Chicago’s TOD rule is the only reason multi-family is being built in neighborhoods

This is the ordinance that says residential developments have to provide 0.5 car parking spaces per home, and that the minimum home size can be smaller.

How many units? At least 1,500. Here’re the 19 buildings I know about that are being built within 600 and 1,200 feet* of a Chicago Transit Authority ‘L’ station – the only areas, essentially, where multi-family housing can be developed.

Why can’t dense housing be built elsewhere? Because the most desirable living areas in Chicago – along retail streets in Logan Square, North Center, Lincoln Park, Lakeview, and West Town – are zoned for single-family use. (And ad-hoc zoning districts taking the place of community land use planning.)

How do I know popular neighborhoods are zoned for single-family use? Because Daniel Hertz’s new Simplified Chicago Zoning Map makes it easy to see. Yep, even along those dense business districts and even outside the train stations.

Do the single-family home zones contain single-family homes now? Absolutely not! Much of the buildings in areas zoned for single-family homes have everything but! The particular view of the map that Hertz uses in his blog post shows that even adjacent to CTA stations, and within 1 block, there are only single-family zones (in red). There are many multi-family buildings in these red zones.

Red areas are zoned for single-family homes only.

Red areas are zoned for single-family homes only. View the map.

What ends up happening there? Teardowns. And the Lakeview Chamber of Commerce finds believes that non-matching zoning – it matches neither the existing uses nor the needs for the neighborhood – and teardowns are going to cut into consumer spending on its lively retail streets. Lakeview is seeing a population change to families which tend to have less disposable income.

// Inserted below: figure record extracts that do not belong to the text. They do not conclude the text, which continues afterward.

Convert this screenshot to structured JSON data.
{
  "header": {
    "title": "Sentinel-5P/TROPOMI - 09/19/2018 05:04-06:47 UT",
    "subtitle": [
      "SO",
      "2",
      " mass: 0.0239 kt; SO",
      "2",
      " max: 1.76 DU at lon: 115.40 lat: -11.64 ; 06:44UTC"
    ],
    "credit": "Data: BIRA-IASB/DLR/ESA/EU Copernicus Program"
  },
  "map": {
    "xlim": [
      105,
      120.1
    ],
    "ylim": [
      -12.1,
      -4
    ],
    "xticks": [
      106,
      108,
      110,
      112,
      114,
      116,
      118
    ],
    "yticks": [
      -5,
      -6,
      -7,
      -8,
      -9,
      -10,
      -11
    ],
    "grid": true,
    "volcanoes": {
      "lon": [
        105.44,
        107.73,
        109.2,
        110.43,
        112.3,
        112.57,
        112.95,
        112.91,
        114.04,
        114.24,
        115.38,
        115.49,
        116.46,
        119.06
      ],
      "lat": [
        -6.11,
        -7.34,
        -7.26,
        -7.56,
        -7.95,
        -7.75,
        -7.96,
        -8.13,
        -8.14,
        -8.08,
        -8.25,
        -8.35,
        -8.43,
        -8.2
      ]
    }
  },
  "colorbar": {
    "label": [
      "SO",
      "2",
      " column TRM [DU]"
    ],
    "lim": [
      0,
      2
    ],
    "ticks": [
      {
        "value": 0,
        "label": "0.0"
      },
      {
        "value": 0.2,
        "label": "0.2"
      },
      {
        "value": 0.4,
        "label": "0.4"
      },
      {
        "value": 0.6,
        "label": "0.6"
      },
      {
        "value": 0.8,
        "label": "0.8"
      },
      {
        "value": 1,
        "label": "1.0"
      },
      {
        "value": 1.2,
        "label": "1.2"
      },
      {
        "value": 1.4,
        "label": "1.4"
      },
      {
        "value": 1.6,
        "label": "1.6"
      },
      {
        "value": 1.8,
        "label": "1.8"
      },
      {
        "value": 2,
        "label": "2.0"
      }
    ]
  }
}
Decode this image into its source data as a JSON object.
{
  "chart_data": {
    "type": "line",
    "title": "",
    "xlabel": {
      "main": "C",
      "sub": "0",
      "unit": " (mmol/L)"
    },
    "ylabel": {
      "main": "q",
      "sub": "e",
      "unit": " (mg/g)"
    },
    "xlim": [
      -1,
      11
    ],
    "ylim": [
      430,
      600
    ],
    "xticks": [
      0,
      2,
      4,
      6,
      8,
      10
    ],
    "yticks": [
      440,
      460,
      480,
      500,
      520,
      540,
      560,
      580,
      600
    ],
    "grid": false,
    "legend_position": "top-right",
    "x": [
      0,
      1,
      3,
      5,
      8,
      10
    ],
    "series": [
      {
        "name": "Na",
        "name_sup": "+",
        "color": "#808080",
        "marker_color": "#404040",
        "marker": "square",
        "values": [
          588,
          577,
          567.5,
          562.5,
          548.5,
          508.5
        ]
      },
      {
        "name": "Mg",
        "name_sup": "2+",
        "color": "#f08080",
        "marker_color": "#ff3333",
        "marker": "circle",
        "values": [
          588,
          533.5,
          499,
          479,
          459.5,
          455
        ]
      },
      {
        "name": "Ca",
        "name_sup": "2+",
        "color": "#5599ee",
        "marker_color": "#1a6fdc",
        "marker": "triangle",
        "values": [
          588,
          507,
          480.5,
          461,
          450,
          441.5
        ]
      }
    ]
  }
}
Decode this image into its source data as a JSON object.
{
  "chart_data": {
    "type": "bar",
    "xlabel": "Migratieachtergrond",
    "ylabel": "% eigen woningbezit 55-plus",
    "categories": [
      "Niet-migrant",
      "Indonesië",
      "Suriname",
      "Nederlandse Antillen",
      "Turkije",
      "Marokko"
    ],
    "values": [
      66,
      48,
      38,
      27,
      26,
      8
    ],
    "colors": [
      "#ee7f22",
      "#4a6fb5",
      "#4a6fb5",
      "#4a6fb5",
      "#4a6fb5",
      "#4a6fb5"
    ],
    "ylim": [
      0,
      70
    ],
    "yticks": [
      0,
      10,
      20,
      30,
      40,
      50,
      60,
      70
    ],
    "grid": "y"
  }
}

More housing in a popular neighborhood means more shoppers, more property taxes, more “boots on the ground”, more “pedestrian congestion” in front of our local businesses.

Doesn’t the ordinance make station-adjacent parcels friendly to multi-family housing because of the TOD ordinance? Yes, and no. As Hertz points out, “virtually every sizable development involves a zoning variance or planned development process that goes beyond the zoning you’ll see on the map”.

The TOD ordinance is 19 months old and working exactly as intended, building more housing next to train stations, and giving more people the opportunity to have access to affordable transportation. So it needs an upgrade to be able to do more. Since, in Chicago, zoning is our land use plan, we need the best kind of zoning rules and this is one of the best.

Imagine what the TOD ordinance could do if it were expanded. Think, making the parking requirement relief and allowing different unit sizes by-right instead of going through an arduous and expensive zoning change process. Then, expanding the rule to include more than just 600 feet (which is less than a block) from a train station – people walk several blocks to get to CTA stations, and bike even more. And, beefing up the affordable housing requirements.

Let’s do this, Commissioner Andrew Mooney. Let’s do this, housing advocates. Let’s do this, transit advocates. I’m looking at you, Latin United Community Housing Association (LUCHA), Logan Square Neighborhood Association (LSNA), We Are/Somos Logan Square, Pilsen Alliance, Metropolitan Planning Council (MPC), Active Transportation Alliance, and the Center for Neighborhood Technology (CNT).

* The distance depends on existing Pedestrian Street zoning. If the property is on a designated Pedestrian Street then the station can be up to 1,200 for the ordinance to apply, double the normal 600 feet.